TZAP Mutation Leads to Poor Prognosis of Patients with Breast Cancer †
Round 1
Reviewer 1 Report
In the manuscript ID: medicina-619272 – TZAP mutation leads to poor prognosis of patients with breast cancer- the authors describe the 1272G/A TZAP mutation in BC; they found this mutation to be frequently present in early stage of breast cancer, and previously, it was only reported in hepatocellular carcinoma.
These findings are of interest because the identification of specific mutation may be clinically relevant.
A few minor point should be further emphasized by the authors:
- A growing body of research has reported that TERT expression is involved in telomere shortening and cellular senescence. Is there a correlation between the TZAP mutation and/or possible reactivation of TERT expression in breast cancer?
-The TZAP mutation is present in stage N0 of breast cancer (table 2): the authors should be analyze SNP databases to increase this important information.
Author Response
Reviewer #1: the authors describe the 1272G/A TZAP mutation in BC; they found this mutation to be frequently present in early stage of breast cancer, and previously, it was only reported in hepatocellular carcinoma.
These findings are of interest because the identification of specific mutation may be clinically relevant.
A few minor point should be further emphasized by the authors:
A growing body of research has reported that TERT expression is involved in telomere shortening and cellular senescence. Is there a correlation between the TZAP mutation and/or possible reactivation of TERT expression in breast cancer?
--> Thank you for kind review. Unfortunately, we did not get RNA from these samples and there was no data for TERT expression. However, recently, I published the correlation between TZAP and TERT expression in various cancers using big data analysis. (Heo YR, Park WJ, Lee JH. Positive correlation between TZAP and TERT in most cancers: a new player in cancer diseases. Ann Transl Med. 2018;6(10):197.) However, there was no significant association in breast cancer.
-The TZAP mutation is present in stage N0 of breast cancer (table 2): the authors should be analyze SNP databases to increase this important information.
--> Thank you for kind review. I checked this mutation as SNP in NCBI SNP database. However, it is not SNP.
Reviewer 2 Report
The authors examined somatic mutation of TZAP (ZBTB48) which is associated with telomere length. Although the results are interesting, there are some concerns to be addressed.
Did the authors confirm that samples from tumor included adequate amount of carcinoma cells? If so, the methods of confirmation should be described. The authors indicated that the Mann-Whitneu test showed that telomeres wwith TZAP mutation were longer than those of wilde-type TZAP (2.62+-1.71 vs. 0.98+-0.37, P = 0.007, Fig.1B). Are these numbers mean+-SD? If so, please state in the manuscript. Furthermore, median, minimum and max value will help understanding of results. The authors stated that c. 1272G>A mutation is specific in BC (line 135). However, the authors also stated that this mutation has been previously reported in hepatocellular carcinoma. This is very confusing. c. 1272G>A mutation is silent mutation and the authors discussed about possible alteration of splicing. Are there any information about the splicing of TZAP gene?Author Response
The authors examined somatic mutation of TZAP (ZBTB48) which is associated with telomere length. Although the results are interesting, there are some concerns to be addressed.
Did the authors confirm that samples from tumor included adequate amount of carcinoma cells? If so, the methods of confirmation should be described.
--> Thank you for kind review. The Biobank provided good quality of cancer cell confirmed by pathologist (Kwon SY). Therefore, professor Kwon is included our author list. This description was added.

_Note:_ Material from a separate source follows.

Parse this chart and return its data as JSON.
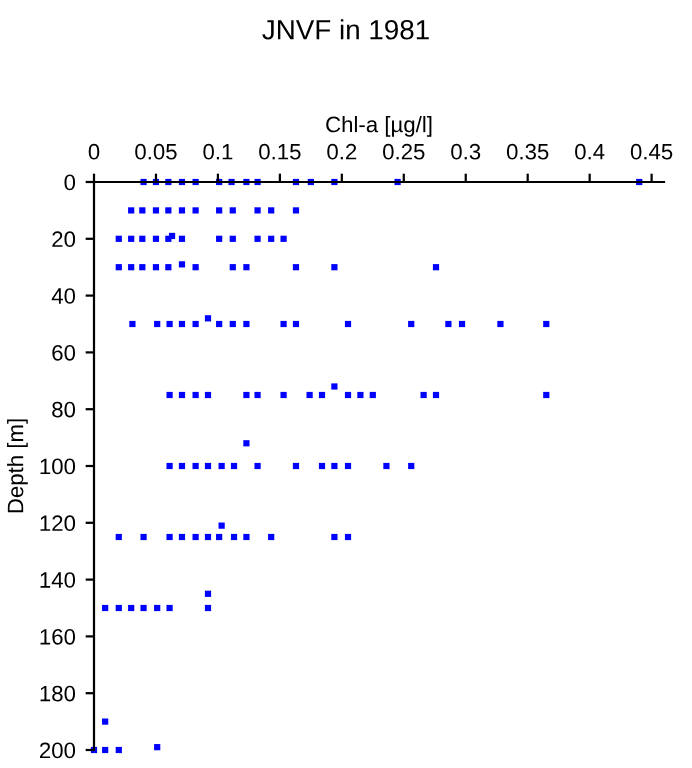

The authors indicated that the Mann-Whitneu test showed that telomeres wwith TZAP mutation were longer than those of wilde-type TZAP (2.62+-1.71 vs. 0.98+-0.37, P = 0.007, Fig.1B). Are these numbers mean+-SD? If so, please state in the manuscript. Furthermore, median, minimum and max value will help understanding of results.

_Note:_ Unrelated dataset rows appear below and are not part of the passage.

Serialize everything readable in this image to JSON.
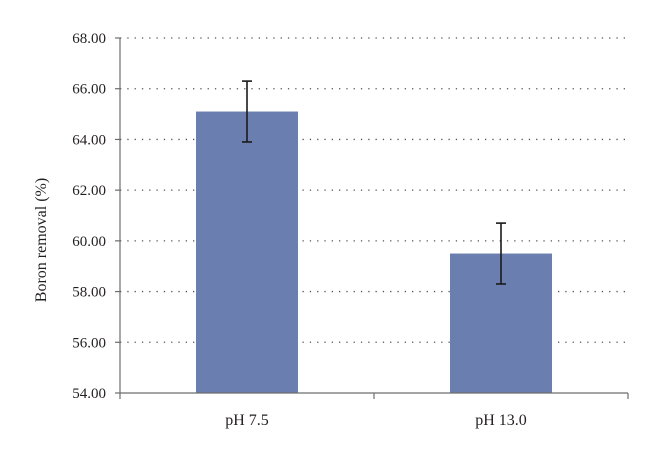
{
  "chart_data": {
    "type": "bar",
    "categories": [
      "pH 7.5",
      "pH 13.0"
    ],
    "values": [
      65.1,
      59.5
    ],
    "error": [
      1.2,
      1.2
    ],
    "title": "",
    "xlabel": "",
    "ylabel": "Boron removal (%)",
    "ylim": [
      54,
      68
    ],
    "yticks": [
      "54.00",
      "56.00",
      "58.00",
      "60.00",
      "62.00",
      "64.00",
      "66.00",
      "68.00"
    ],
    "grid": true,
    "bar_color": "#6a7fb0"
  }
}
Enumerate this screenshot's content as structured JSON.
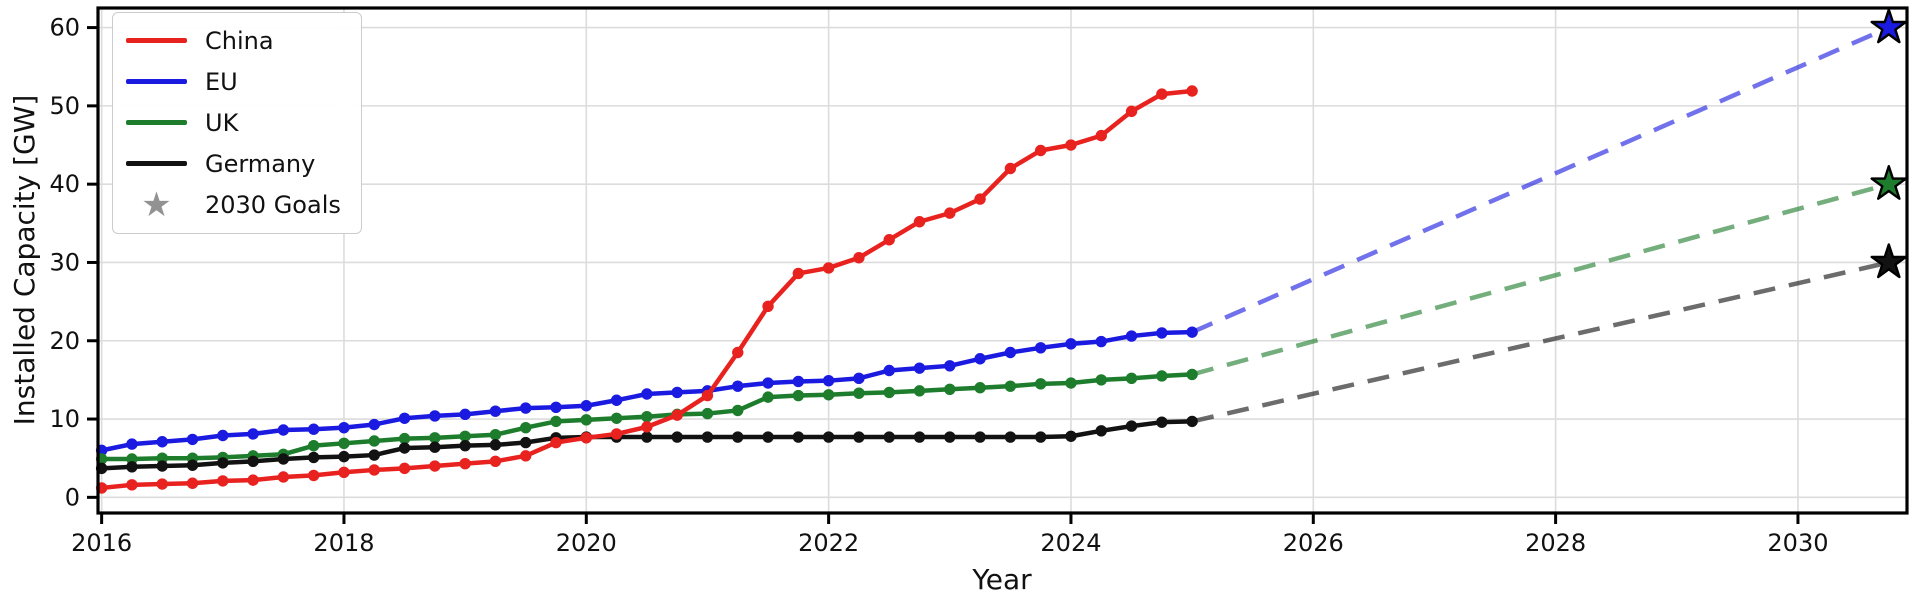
{
  "figure": {
    "xlabel": "Year",
    "ylabel": "Installed Capacity [GW]"
  },
  "chart_data": {
    "type": "line",
    "title": "",
    "xlabel": "Year",
    "ylabel": "Installed Capacity [GW]",
    "xlim": [
      2015.97,
      2030.9
    ],
    "ylim": [
      -2,
      62.5
    ],
    "xticks": [
      2016,
      2018,
      2020,
      2022,
      2024,
      2026,
      2028,
      2030
    ],
    "yticks": [
      0,
      10,
      20,
      30,
      40,
      50,
      60
    ],
    "grid": true,
    "grid_color": "#dcdcdc",
    "legend_position": "upper left",
    "x": [
      2016.0,
      2016.25,
      2016.5,
      2016.75,
      2017.0,
      2017.25,
      2017.5,
      2017.75,
      2018.0,
      2018.25,
      2018.5,
      2018.75,
      2019.0,
      2019.25,
      2019.5,
      2019.75,
      2020.0,
      2020.25,
      2020.5,
      2020.75,
      2021.0,
      2021.25,
      2021.5,
      2021.75,
      2022.0,
      2022.25,
      2022.5,
      2022.75,
      2023.0,
      2023.25,
      2023.5,
      2023.75,
      2024.0,
      2024.25,
      2024.5,
      2024.75,
      2025.0
    ],
    "series": [
      {
        "name": "China",
        "color": "#e8221f",
        "values": [
          1.2,
          1.6,
          1.7,
          1.8,
          2.1,
          2.2,
          2.6,
          2.8,
          3.2,
          3.5,
          3.7,
          4.0,
          4.3,
          4.6,
          5.3,
          7.0,
          7.6,
          8.1,
          9.0,
          10.5,
          13.0,
          18.5,
          24.4,
          28.6,
          29.3,
          30.6,
          32.9,
          35.2,
          36.3,
          38.1,
          42.0,
          44.3,
          45.0,
          46.2,
          49.3,
          51.5,
          51.9
        ]
      },
      {
        "name": "EU",
        "color": "#1a1ae0",
        "values": [
          6.0,
          6.8,
          7.1,
          7.4,
          7.9,
          8.1,
          8.6,
          8.7,
          8.9,
          9.3,
          10.1,
          10.4,
          10.6,
          11.0,
          11.4,
          11.5,
          11.7,
          12.4,
          13.2,
          13.4,
          13.6,
          14.2,
          14.6,
          14.8,
          14.9,
          15.2,
          16.2,
          16.5,
          16.8,
          17.7,
          18.5,
          19.1,
          19.6,
          19.9,
          20.6,
          21.0,
          21.1
        ]
      },
      {
        "name": "UK",
        "color": "#1d7d2c",
        "values": [
          4.9,
          4.9,
          5.0,
          5.0,
          5.1,
          5.3,
          5.5,
          6.6,
          6.9,
          7.2,
          7.5,
          7.6,
          7.8,
          8.0,
          8.9,
          9.7,
          9.9,
          10.1,
          10.3,
          10.6,
          10.7,
          11.1,
          12.8,
          13.0,
          13.1,
          13.3,
          13.4,
          13.6,
          13.8,
          14.0,
          14.2,
          14.5,
          14.6,
          15.0,
          15.2,
          15.5,
          15.7
        ]
      },
      {
        "name": "Germany",
        "color": "#121212",
        "values": [
          3.7,
          3.9,
          4.0,
          4.1,
          4.4,
          4.6,
          4.9,
          5.1,
          5.2,
          5.4,
          6.3,
          6.4,
          6.6,
          6.7,
          7.0,
          7.6,
          7.7,
          7.7,
          7.7,
          7.7,
          7.7,
          7.7,
          7.7,
          7.7,
          7.7,
          7.7,
          7.7,
          7.7,
          7.7,
          7.7,
          7.7,
          7.7,
          7.8,
          8.5,
          9.1,
          9.6,
          9.7
        ]
      }
    ],
    "goals": {
      "label": "2030 Goals",
      "marker": "star",
      "legend_marker_color": "#929292",
      "x": 2030.75,
      "items": [
        {
          "series": "EU",
          "value": 60
        },
        {
          "series": "UK",
          "value": 40
        },
        {
          "series": "Germany",
          "value": 30
        }
      ]
    }
  },
  "legend": {
    "items": [
      {
        "label": "China"
      },
      {
        "label": "EU"
      },
      {
        "label": "UK"
      },
      {
        "label": "Germany"
      },
      {
        "label": "2030 Goals"
      }
    ]
  }
}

--> Yes, they are mean +-S.D. Additional data was added.
The authors stated that c. 1272G>A mutation is specific in BC (line 135). However, the authors also stated that this mutation has been previously reported in hepatocellular carcinoma. This is very confusing.
--> This mutation was found in HCC by Big data (COSMIC) as extremely low frequency. However, its frequency was not low in breast cancers of our samples. And it was not found in other cancer tissues. So, this mutation may be specific for BC.
1272G>A mutation is silent mutation and the authors discussed about possible alteration of splicing. Are there any information about the splicing of TZAP gene?--> This mutation is silent mutation and there is no information about its function of TZAP gene. It should be studied further.
Round 2
Reviewer 2 Report
The manuscript has been well revised and acceptable for publication.